This was an interesting discussion. For what it's worth, I certainly agree more with Taipan's account and I think we can all be grateful for the numerous brilliant sources he has given directly quoting George Miller. However, I can see Uncle Entity's point that sometimes these 'universes' take on a life beyond what their creator intended. The films are vague and thus require, or at least allow some room for, imagination filling in the blanks. While I won't go into too much detail - only mentioning the major points and focusing mainly on Max himself - here's my take on it, which I think stays true to Miller's own accounts, as well as the very limited evidence provided in the films.
1970: Max Rockatansky born
During 1980s and 1990s law and order begins breaking down, fuel rationing due to ongoing conflict in the middle east tipping the balance. Some of the world's largest oil fields are set ablaze, 'and the Middle East's once-mighty torrent of energy had slowed to a trickle'.
1993:
Events of Mad Max - This would put Max at 23 years old, a year older than Gibson was when they shot the movie. I've used 1993 as the year for the first film based on Miller's assertion that he sees it being 'about 15 years from now'. Although, that quote come from an interview for a 1984 book, I took Miller's quote to mean that he imagines the films being set 15 years from when they were being written/made, which was 1977-78. Fuel rationing is reaching crisis point and law and order is fighting a losing battle against rapidly increasing numbers of gangs.
1993-96: In the wake of Jessie and Sprog's deaths, Max retreats to the Outback as society begins its final descent. Armed conflict has progressed from the middle east to far broader Eastern-Western superpower bloc aggression. As energy supply has dried up, industry has slowed to a halt, and 'the normal bonds that keep society together have broken down completely'. The house of straw of western society, based on oil, has collapsed. Only those mobile enough to scavenge, brutal enough to pillage, will survive.
1996:
Events of Mad Max 2: The Road Warrior - Miller's own preamble details that the sequel takes place 3 years on from the first film. Australia is almost totally lawless, fuel being the most precious commodity.
1997: The final bell tolls for existing civilisation, as the global military conflict results in a final solution - a limited, but still devastating nuclear exchange between Western and Eastern Bloc forces. Nuclear winter ensues worldwide. Attempting to escape from a Sydney that has torn itself to pieces, Captain G.L. Walker attempts to flee Australia in a Boeing 747, but crash lands due to extreme atmospheric and weather conditions at Crack in the Earth, 500km inland.

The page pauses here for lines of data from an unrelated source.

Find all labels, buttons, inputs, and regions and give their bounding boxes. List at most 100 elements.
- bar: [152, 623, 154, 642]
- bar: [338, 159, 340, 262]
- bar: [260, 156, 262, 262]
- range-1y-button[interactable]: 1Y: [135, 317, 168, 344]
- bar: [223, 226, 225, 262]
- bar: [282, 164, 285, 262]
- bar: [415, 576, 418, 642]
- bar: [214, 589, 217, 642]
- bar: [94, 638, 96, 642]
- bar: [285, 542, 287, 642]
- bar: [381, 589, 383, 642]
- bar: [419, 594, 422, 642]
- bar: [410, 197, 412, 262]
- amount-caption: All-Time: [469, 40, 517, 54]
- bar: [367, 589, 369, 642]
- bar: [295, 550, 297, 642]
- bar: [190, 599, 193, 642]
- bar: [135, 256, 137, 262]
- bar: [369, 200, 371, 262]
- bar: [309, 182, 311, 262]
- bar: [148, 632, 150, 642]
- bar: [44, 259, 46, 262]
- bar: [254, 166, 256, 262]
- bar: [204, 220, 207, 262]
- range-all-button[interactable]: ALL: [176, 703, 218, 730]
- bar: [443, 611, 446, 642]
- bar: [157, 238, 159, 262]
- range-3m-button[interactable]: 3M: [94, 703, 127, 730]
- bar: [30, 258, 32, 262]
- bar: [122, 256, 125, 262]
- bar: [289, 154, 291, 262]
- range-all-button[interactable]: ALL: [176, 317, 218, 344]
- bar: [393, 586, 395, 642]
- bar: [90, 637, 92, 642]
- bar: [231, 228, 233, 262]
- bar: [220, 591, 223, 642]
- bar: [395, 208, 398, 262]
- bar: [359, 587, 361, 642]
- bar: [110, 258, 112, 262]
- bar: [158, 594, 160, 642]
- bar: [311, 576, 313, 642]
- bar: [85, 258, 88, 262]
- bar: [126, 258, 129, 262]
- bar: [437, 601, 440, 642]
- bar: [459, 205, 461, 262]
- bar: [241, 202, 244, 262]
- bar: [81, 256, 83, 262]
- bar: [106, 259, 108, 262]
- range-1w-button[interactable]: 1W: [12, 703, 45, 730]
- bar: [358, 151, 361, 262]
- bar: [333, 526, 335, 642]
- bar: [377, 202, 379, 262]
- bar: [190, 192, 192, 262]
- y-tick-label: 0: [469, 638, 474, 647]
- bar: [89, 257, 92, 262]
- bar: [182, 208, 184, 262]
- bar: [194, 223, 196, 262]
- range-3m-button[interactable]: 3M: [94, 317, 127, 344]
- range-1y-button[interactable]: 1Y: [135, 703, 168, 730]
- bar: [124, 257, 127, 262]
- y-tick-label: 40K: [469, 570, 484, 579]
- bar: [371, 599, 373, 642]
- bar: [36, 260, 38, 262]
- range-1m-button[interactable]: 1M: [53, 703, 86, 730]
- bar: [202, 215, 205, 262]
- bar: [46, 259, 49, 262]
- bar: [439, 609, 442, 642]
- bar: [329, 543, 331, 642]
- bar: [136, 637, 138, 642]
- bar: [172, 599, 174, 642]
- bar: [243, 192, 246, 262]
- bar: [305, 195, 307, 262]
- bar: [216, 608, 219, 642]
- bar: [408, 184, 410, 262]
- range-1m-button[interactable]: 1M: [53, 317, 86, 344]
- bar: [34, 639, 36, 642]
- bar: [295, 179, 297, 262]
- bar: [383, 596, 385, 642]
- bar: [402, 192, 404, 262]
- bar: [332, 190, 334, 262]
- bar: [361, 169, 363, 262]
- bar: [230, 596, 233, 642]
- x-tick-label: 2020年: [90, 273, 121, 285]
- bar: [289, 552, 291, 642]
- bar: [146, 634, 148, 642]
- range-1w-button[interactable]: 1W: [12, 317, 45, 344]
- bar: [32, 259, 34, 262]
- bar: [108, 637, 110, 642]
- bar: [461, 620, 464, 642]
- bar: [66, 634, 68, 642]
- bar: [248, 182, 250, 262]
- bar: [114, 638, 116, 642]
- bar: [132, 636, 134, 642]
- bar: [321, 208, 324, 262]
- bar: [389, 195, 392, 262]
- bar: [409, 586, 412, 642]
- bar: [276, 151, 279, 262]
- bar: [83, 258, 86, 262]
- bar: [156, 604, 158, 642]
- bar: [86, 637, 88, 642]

1999 (September 10th): Captain Walker and the Great Leaving Party depart Crack in the Earth in an attempt to find remnants of civilisation, leaving mostly children behind. As Uncle Entity points out, this seems to be the only date revealed in the trilogy, written on the wall as Savannah takes the tell. It is thus an important reference point for making sense of the rest of the timeline. In the following years, further adults and now-grown up children will also leave attempting to discover what's left of the wider world.
2011:
Events of Mad Max: Beyond Thunderdome - Miller has mentioned in interviews that approximately 15 years has passed between the second and third films. This would somewhat make sense with the 1999 date of Captain Walker leaving and the age of the children - the oldest of the waiting ones, Slake and Savannah, would thus have been young children when they originally crashed in the desert, now with little or no memory of the world that was. It would also make sense with time needed to establish something on the scale of Bartertown in the middle of the wasteland.
BT is the first film to have any mention of a nuclear war and radiation. This, along with Miller maintaining that the first two films 'are not postnuclear', leads me to believe that the any nuclear apocalypse occurred after
Mad Max 2.
That's it. Obviously this isn't going to satisfy everyone, but I've attempted to stay true to the official accounts from the writer/director himself, as well what we can take as hard evidence from the films. I have not read the novelisations, and would consider them far less canonical than the films themselves and the word of George Miller anyway.